Erik nodded at Jake. “A videotape Dave has. Everything we know about the Hollower we learned from that tape.”
“The Hollower.” Dorrie tried out the word quietly.
They fell into silence for the rest of the trip. Jake wondered what it had been like for Erik, confronting it that first time, attacking it head on. He wondered about other car rides, uncomfortable silences among people who felt closer than strangers should. And he thought about what it was like to think you’d put the worst of things behind you, only to find them looming over you again, faceless and thrumming with hate. It gave him a faint headache and a craving for nicotine.
Jake wasn’t so sure he wanted to see what was on that tape.

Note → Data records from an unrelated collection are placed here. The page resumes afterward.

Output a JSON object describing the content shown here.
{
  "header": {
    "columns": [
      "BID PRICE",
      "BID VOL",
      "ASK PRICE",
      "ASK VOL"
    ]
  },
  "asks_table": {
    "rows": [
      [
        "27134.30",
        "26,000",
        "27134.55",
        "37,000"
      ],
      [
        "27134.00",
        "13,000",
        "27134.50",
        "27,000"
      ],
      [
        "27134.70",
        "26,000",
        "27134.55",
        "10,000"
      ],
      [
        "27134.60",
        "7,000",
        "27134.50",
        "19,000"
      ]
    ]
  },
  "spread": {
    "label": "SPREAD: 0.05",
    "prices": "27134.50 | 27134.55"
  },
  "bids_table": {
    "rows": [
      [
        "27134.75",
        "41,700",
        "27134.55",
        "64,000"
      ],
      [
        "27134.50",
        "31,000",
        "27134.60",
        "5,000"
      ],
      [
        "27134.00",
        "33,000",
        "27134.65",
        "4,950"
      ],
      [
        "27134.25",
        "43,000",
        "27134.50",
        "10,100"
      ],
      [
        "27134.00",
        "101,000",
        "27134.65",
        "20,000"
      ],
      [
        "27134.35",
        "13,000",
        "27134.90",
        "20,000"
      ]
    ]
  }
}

Detective Steve Corimar arrived at Dave’s house a few minutes after Erik and his passengers. Introductions were made all around, and while Dave went to grab beers from the refrigerator (for all but Jake and Erik, who politely declined anything to drink), the others chatted first of polite surface things, much as Jake and Dorrie had done. But by degrees—a joke cracked here, a witty response there—they eased into each other’s company. Steve, although quiet, delivered well-timed comebacks in a mannered, articulate way, and Jake worked a room
like a showman when he told a story, laughing and gesturing and doing impressions of voices. Erik grinned through one of Jake’s stories, “calling bullshit” as he put it, and interjecting comments along the way. And when Dorrie laughed, it was like the clinking of crystal. It filled the room and made him want to laugh, too. He noticed that Jake seemed most pleased in amusing Dorrie, and she flushed warm and glowing when he paused to include attention to her in his narrative.